30.05.2020 Sa

Gruß zu Pfingsten Neuigkeit

Pfingstwort der Potsdamer Superintendentin Angelika Zädow

Während der „Coronazeit“ sind mir die Schilder „to go“ – „zum Mitnehmen“ -  besonders ins Auge gefallen. Vielleicht weil sie das erste Zeichen für einen Schritt ins Gewohnte hinein waren. Und auch weil sie ein Stück Freiheit mitbrachten - nicht nur für die Betreiber von Cafes, Gaststätten und Eisdielen, sondern auch für mich: mit einem Eis in der Hand durch den Park schlendern -  wunderbar!

Am Pfingstfest bekommen wir auch etwas „to go“. Also zum Mitnehmen. Ein Geschenk ins Herz, in den Verstand, in die Hand. Einfach so. Gott gießt seinen Geist verschwenderisch über die Menschenkinder aus.

Als Zeichen dafür wie der Geist Gottes wirkt, werden in der Apostelgeschichte kleine Feuerflammen genannt. Ich verbinde damit Begeisterung, Leidenschaft, Tatkraft, die Sache Jesu umzusetzen. Nicht nur im sonntäglichen Gottesdienst am Sonntagvormittag. Sondern to go. In meinem Leben. In meiner Arbeit. In meinem Umfeld.

In der Apostelgeschichte (Kapitel 1 und 2) wird erzählt wie schwer das ist.

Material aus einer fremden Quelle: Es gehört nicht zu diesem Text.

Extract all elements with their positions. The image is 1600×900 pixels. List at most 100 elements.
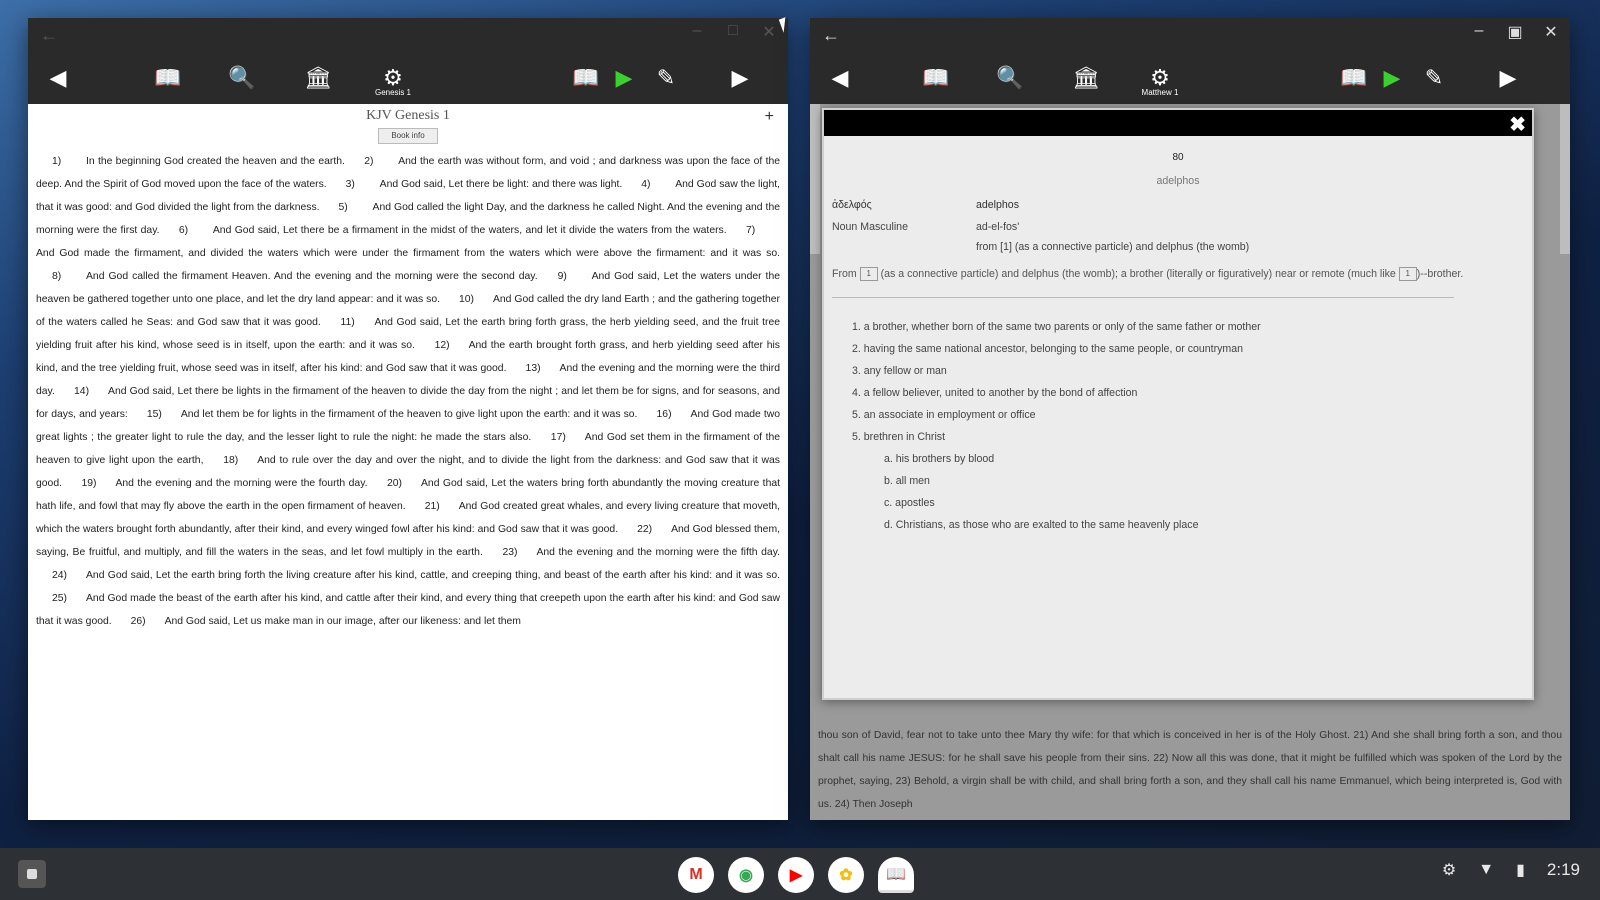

Schon der Verheißung des Geistes vor der Himmelfahrt trauen die Jünger nicht recht. Ratlos schauen sie der Wolke nach, in die Jesus aufgenommen wurde.

„Was steht ihr da und seht zum Himmel?“ werden sie gefragt. Eine rhetorische Frage, klar. Denn Jesu Geist ist nicht weit weg -  mindestens im Himmel, sondern in ihrer Gegenwart.

Was das konkret bedeutet, wird in der Apostelgeschichte erzählt. Die Feuerflammen, die mit einem Brausen des Windes einhergehen, befähigen Menschen unterschiedlichster Herkunft in der Sprache der Geistkraft Gottes zu reden und zu verstehen.

Für mich geht es hier um mehr als um das Verstehen mit Worten. Hier geht es um den Einklang im Glauben, um den gemeinsamen Willen zur Umsetzung dessen, was uns in der Nachfolge Jesu aufgegeben ist:

die Liebe zur Wahrheit;

den Mut zur Unvollkommenheit;

das Wagnis, völlig Neues auszuprobieren;

die Kraft zum Verzeihen;

die Offenheit, andere in der Tiefe zu verstehen;

die Selbstverständlichkeit von Respekt anderen Kulturen, Religionen und Lebensweisen gegenüber.

Vor allem aber geht es um ein einzigartiges Vertrauen, das Gott in jeden Menschen setzt: Du bist gefragt! Du bist gefordert. Du musst nicht ratlos woanders hinschauen. Mit Gottes Geist hast du eine Kraftquelle, aus der du schöpfen kannst Tag um Tag.

Am Ende der Pfingstgeschichte fragen sich alle: „Was wird das werden?“ Andere spotten: So etwas können nur Betrunkene sagen. Vielleicht, weil viele die Wirkkraft des Geistes meinen nur an großen, herausragenden, heldenhaften Dingen ablesen zu können.

Die wahre Kraft zur Veränderung aber geschieht ja dann, wenn der Gleichklang menschlichen Verstandes und Herzens zu Frieden, Gerechtigkeit und Versöhnung im Alltag führt. Manchmal ist das als Riesenschritt in der Geschichte ablesbar. Manchmal bleibt es so klein wie ein Samenkorn. Aber immer ist es ein Baustein auf das Reich Gottes hin.

In diesem Sinne wünsche ich Ihnen ein gesegnetes Pfingstfest -  mit viel heiliger Geistkraft „to go“.